Christianity is not about capitalism (or socialism, for that matter), democratic elections, conservatism, liberalism, patriotism, or political correctness. Its values oppose prominent parts of American culture like prison rape, racism against those of all skin colors, moral relativism, and many other ideas or behaviors. Even aside from this, it is not specifically in favor of American-style society. Christianity is about the uncaused cause having a moral nature that grounds specific obligations, revealing that moral nature to humans, and then mercifully extending redemption to all willing recipients. Morality even takes precedence over salvation, but the moral commands of Yahweh and his offer of salvation are together what define Christianity as opposed to base theism or other ideologies. Nowhere in these tenets is something like a particular economic system or governance by a panel of elected representatives prescribed. Nowhere does the Bible demand a love of country itself, no matter how unjust or random its flaws are.
What the Bible does command is that one keep the particular instructions of Yahweh regardless of culture.

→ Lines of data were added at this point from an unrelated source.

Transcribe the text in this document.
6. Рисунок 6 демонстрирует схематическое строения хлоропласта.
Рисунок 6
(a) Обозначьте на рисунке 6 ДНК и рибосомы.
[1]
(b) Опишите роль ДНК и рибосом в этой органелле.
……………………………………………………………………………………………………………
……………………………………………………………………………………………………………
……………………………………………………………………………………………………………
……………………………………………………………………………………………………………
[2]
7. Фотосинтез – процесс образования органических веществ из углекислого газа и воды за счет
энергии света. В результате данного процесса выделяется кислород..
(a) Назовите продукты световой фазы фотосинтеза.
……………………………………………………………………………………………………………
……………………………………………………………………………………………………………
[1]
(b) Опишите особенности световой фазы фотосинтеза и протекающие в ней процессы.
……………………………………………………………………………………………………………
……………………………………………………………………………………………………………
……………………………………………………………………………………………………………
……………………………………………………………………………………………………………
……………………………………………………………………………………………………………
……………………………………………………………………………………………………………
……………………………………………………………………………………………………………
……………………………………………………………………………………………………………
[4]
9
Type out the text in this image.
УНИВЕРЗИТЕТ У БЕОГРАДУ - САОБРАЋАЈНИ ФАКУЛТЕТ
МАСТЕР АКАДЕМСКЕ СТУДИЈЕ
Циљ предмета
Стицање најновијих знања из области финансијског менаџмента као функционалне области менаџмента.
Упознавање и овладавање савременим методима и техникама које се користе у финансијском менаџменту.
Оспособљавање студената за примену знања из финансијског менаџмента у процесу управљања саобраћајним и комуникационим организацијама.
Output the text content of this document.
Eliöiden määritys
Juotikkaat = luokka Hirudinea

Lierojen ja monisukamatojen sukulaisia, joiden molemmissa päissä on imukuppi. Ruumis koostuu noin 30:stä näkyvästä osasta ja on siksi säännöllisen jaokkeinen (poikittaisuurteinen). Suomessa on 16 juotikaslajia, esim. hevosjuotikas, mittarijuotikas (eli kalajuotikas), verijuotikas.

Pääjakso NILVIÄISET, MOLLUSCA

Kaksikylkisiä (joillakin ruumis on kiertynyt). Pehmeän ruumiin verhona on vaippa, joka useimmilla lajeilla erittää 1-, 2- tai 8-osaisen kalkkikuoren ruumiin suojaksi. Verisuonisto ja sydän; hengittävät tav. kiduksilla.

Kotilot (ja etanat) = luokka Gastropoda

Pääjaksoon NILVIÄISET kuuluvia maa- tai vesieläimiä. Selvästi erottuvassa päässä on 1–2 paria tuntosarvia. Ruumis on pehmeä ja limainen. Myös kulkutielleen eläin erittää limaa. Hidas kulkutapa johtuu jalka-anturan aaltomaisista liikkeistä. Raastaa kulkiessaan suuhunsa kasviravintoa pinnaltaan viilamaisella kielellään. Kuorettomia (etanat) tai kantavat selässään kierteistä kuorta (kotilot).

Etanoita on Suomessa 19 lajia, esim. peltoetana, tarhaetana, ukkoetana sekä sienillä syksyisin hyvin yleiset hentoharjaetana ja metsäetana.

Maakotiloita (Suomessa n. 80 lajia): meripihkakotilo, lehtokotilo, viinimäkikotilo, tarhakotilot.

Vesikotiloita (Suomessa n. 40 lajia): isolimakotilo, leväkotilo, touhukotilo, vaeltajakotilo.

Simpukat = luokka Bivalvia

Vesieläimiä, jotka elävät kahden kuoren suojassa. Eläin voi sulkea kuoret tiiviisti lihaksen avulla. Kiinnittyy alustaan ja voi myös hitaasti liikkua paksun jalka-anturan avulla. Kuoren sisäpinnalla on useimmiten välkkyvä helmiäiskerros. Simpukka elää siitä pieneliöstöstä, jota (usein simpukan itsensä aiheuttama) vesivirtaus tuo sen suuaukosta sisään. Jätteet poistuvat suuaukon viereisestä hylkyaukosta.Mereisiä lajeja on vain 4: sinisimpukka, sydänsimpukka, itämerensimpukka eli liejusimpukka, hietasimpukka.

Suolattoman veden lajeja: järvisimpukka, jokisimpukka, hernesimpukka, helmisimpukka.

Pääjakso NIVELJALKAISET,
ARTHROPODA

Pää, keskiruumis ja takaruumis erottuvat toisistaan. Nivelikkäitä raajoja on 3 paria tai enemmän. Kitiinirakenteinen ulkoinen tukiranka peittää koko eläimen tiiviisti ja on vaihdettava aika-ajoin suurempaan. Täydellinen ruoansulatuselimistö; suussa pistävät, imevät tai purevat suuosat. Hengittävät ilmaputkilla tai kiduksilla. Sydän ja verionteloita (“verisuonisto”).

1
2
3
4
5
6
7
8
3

Sometimes they will look similar to the expectations of a given society, and sometimes the two will be at odds. A Christian who gives almost any thought unshackled to cultural conditioning will see this. No, an idea about anything from amoral metaphysics to epistemology to morality is not false just because it is popular at a certain time in American culture, and it is actually evangelicals, typically the hyper-conservative ones, who go further than the Biblical deity does in condemning something just because of its imagined associations with things that are in themselves unrelated, and sometimes just because of its popularity.
All the same, nothing is true because of its association with American norms or history--not because it is actually the norms of other countries that truly matter, as some liberals might pretend, but because only the truth could possibly matter, and truth is not determined or revealed by cultural expectations, traditions, or feelings. It persists despite the most collective attempts to change it. One of the delusions of Christian conservatives is the notion that the deity described in the book so many Americans at least pretend to respect would ever support more than a handful of extremely specific ideas they stand for. The same is true of Christian liberals, just for different reasons.
Conservatives and liberals, whether or not they actually understand the most vital philosophical stances of the Bible or its relationship to broader philosophical facts and ideas, can both be quite guilty of two things: ignoring Christianity's real ideas out of laziness as they claim to support Christianity anyway or simply using real or distorted Christian ideas to manipulatively win over voters. Christianity is not an American political system or even a political system first and foremost. If anything, some American ideologies and norms happen to overlap with Christian theology as detailed in the Bible. It is absolutely erroneous and idiotic to think that Christian moral prescriptions are identical to the whole of historical or current American culture in one way or another.